One advantage of machine-generated data that’s often alleged is its inherently higher data quality due to humans being removed from the equation. In this blog post, let’s briefly explore that concept.
Is it hot in here or is it just me?
Let’s use the example of accurately recording the temperature in a room, something that a thing, namely a thermostat, has been helping us do long before the Internet of Anything ever existed.
(Please note, for the purposes of keeping this discussion simple, let’s ignore the fact that the only place where room temperature matches the thermostat is at the thermostat — as well as how that can be compensated for with a network of sensors placed throughout the room).
A thermostat only displays the current temperature, so if I want to keep a log of temperature changes over time, I could do this by writing my manual readings down in a notebook. Here is where the fallible human, in this case me, enters the equation and could cause a data quality issue.
For example, the temperature in the room is 71 degrees Fahrenheit, but I incorrectly write it down as 77 degrees (or perhaps my sloppy handwriting caused even me to later misinterpret the 1 as 7). Let’s also say that I wanted to log the room temperature every hour. This would require me to physically be present to read the thermostat every hour on the hour. Obviously, I might not be quite that punctual and I could easily forget to take a reading (or several), thereby preventing it from being recorded.
The Quality of Things
Alternatively, using an innovative new thermostat that wirelessly transmits the current temperature, at precisely defined time intervals, to an Internet-based application certainly eliminates the possibility of the two human errors in my example.
However, there are other ways a data quality issue could occur. For example, the thermostat may not be accurately displaying the temperature because it is not calibrated correctly.
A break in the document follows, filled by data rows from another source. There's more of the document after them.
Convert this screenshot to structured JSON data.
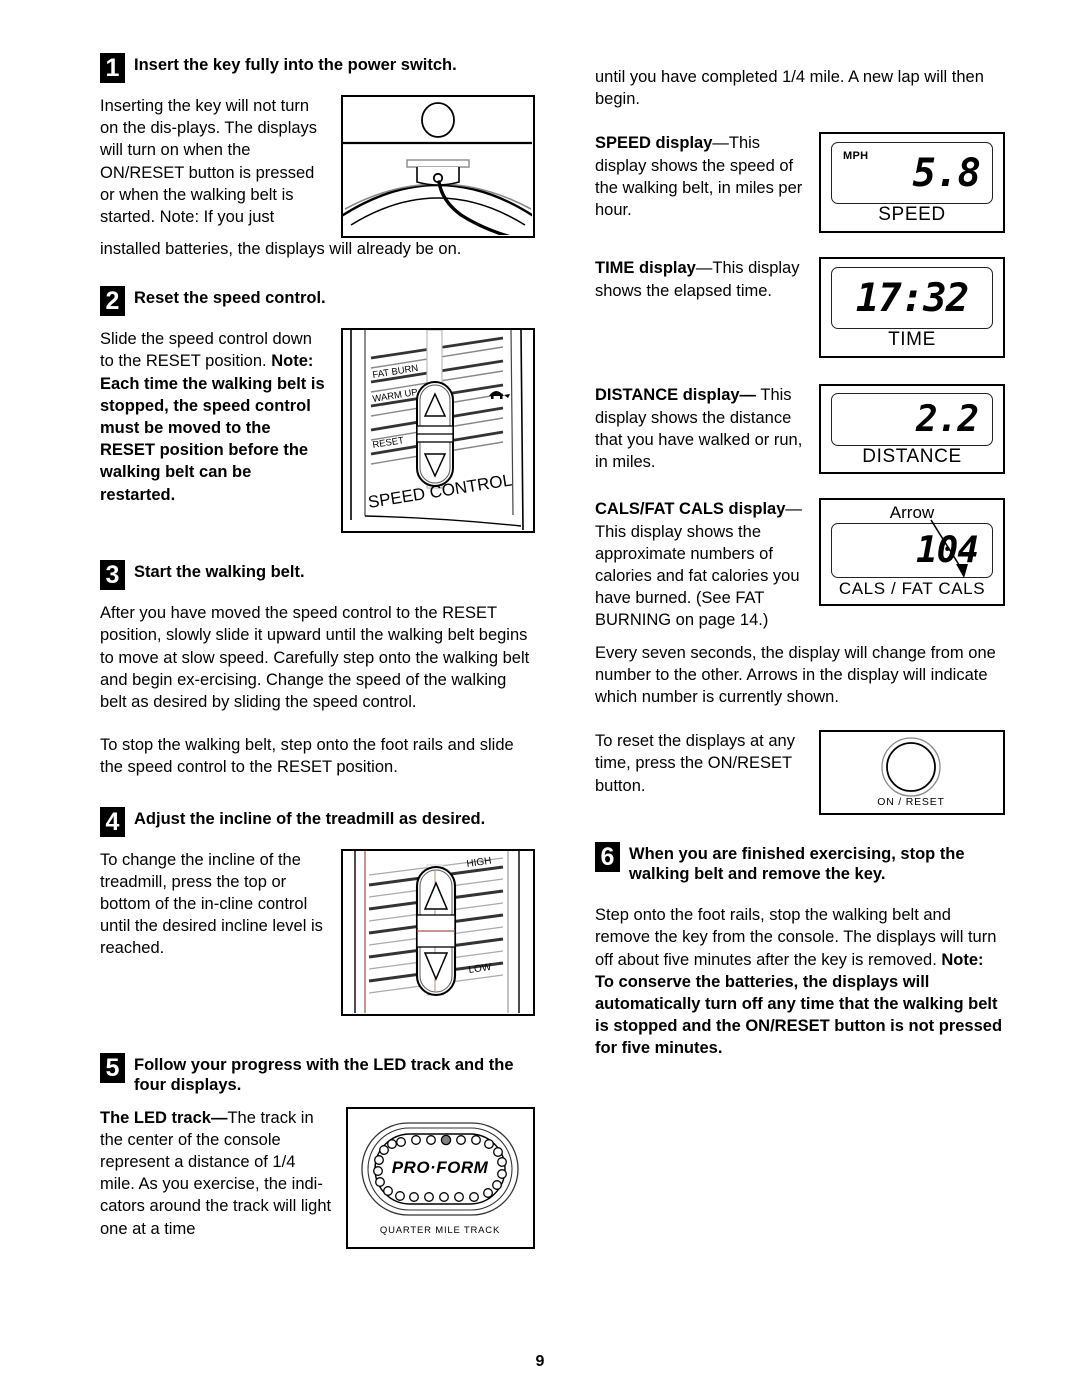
{
  "page": {
    "number": "9"
  },
  "left_column": {
    "step1": {
      "number": "1",
      "title": "Insert the key fully into the power switch.",
      "para_wrapped": "Inserting the key will not turn on the dis-plays. The displays will turn on when the ON/RESET button is pressed or when the walking belt is started. Note: If you just",
      "para_full": "installed batteries, the displays will already be on.",
      "figure_name": "power-switch-key-diagram"
    },
    "step2": {
      "number": "2",
      "title": "Reset the speed control.",
      "para_plain": "Slide the speed control down to the RESET position.",
      "para_bold": "Note: Each time the walking belt is stopped, the speed control must be moved to the RESET position before the walking belt can be restarted.",
      "figure": {
        "name": "speed-control-diagram",
        "labels": [
          "FAT BURN",
          "WARM UP",
          "RESET"
        ],
        "caption": "SPEED CONTROL"
      }
    },
    "step3": {
      "number": "3",
      "title": "Start the walking belt.",
      "para1": "After you have moved the speed control to the RESET position, slowly slide it upward until the walking belt begins to move at slow speed. Carefully step onto the walking belt and begin ex-ercising. Change the speed of the walking belt as desired by sliding the speed control.",
      "para2": "To stop the walking belt, step onto the foot rails and slide the speed control to the RESET position."
    },
    "step4": {
      "number": "4",
      "title": "Adjust the incline of the treadmill as desired.",
      "para": "To change the incline of the treadmill, press the top or bottom of the in-cline control until the desired incline level is reached.",
      "figure": {
        "name": "incline-control-diagram",
        "label_high": "HIGH",
        "label_low": "LOW"
      }
    },
    "step5": {
      "number": "5",
      "title": "Follow your progress with the LED track and the four displays.",
      "para_bold_lead": "The LED track—",
      "para": "The track in the center of the console represent a distance of 1/4 mile. As you exercise, the indi-cators around the track will light one at a time",
      "figure": {
        "name": "led-track-diagram",
        "brand": "PRO·FORM",
        "caption": "QUARTER MILE TRACK"
      }
    }
  },
  "right_column": {
    "continuation": "until you have completed 1/4 mile. A new lap will then begin.",
    "speed": {
      "label_bold": "SPEED display",
      "label_rest": "—This display shows the speed of the walking belt, in miles per hour.",
      "lcd_value": "5.8",
      "lcd_unit": "MPH",
      "lcd_label": "SPEED"
    },
    "time": {
      "label_bold": "TIME display",
      "label_rest": "—This display shows the elapsed time.",
      "lcd_value": "17:32",
      "lcd_label": "TIME"
    },
    "distance": {
      "label_bold": "DISTANCE display—",
      "label_rest": "This display shows the distance that you have walked or run, in miles.",
      "lcd_value": "2.2",
      "lcd_label": "DISTANCE"
    },
    "cals": {
      "label_bold1": "CALS/FAT CALS",
      "label_bold2": "display",
      "label_rest": "—This display shows the approximate numbers of calories and fat calories you have burned. (See FAT BURNING on page 14.)",
      "lcd_value": "104",
      "lcd_label": "CALS / FAT CALS",
      "annotation": "Arrow"
    },
    "para_every_seven": "Every seven seconds, the display will change from one number to the other. Arrows in the display will indicate which number is currently shown.",
    "reset": {
      "para": "To reset the displays at any time, press the ON/RESET button.",
      "figure": {
        "name": "on-reset-button-diagram",
        "caption": "ON / RESET"
      }
    },
    "step6": {
      "number": "6",
      "title": "When you are finished exercising, stop the walking belt and remove the key.",
      "para_plain": "Step onto the foot rails, stop the walking belt and remove the key from the console. The displays will turn off about five minutes after the key is removed.",
      "para_bold": "Note: To conserve the batteries, the displays will automatically turn off any time that the walking belt is stopped and the ON/RESET button is not pressed for five minutes."
    }
  }
}
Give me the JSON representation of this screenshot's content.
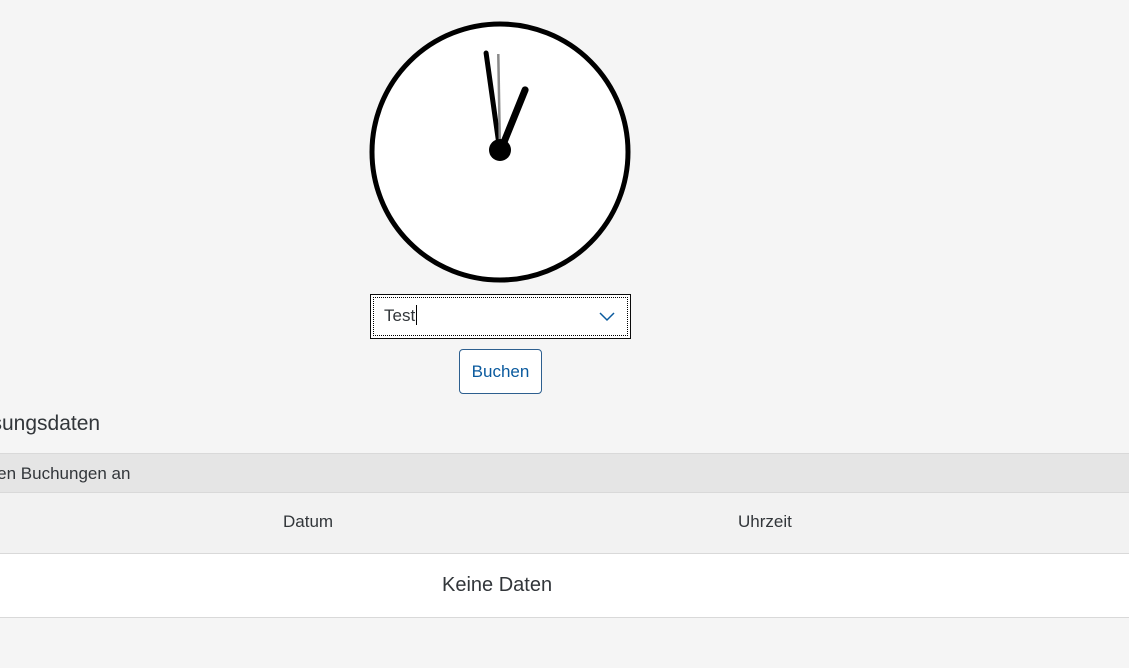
{
  "clock": {
    "hour_hand_angle_deg": 22,
    "minute_hand_angle_deg": -8,
    "second_hand_angle_deg": -1
  },
  "combo": {
    "value": "Test"
  },
  "buchen_button": {
    "label": "Buchen"
  },
  "section": {
    "title": "ssungsdaten"
  },
  "table": {
    "toolbar_text": "gten Buchungen an",
    "columns": [
      "Datum",
      "Uhrzeit"
    ],
    "no_data_text": "Keine Daten"
  },
  "colors": {
    "page_background": "#f5f5f5",
    "button_text": "#0a5a9e",
    "button_border": "#2d5f8f",
    "toolbar_background": "#e5e5e5",
    "header_background": "#f2f2f2"
  }
}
Another thing is that a power loss, mechanical failure, loss of Internet connection, or the Internet-based application crashing could prevent the temperature readings from being recorded.
The point I am trying to raise is that although the quality of things entered by things certainly has some advantages over the quality of things entered by humans, nothing could be further from the truth than to claim that machine-generated data is immune to data quality issues.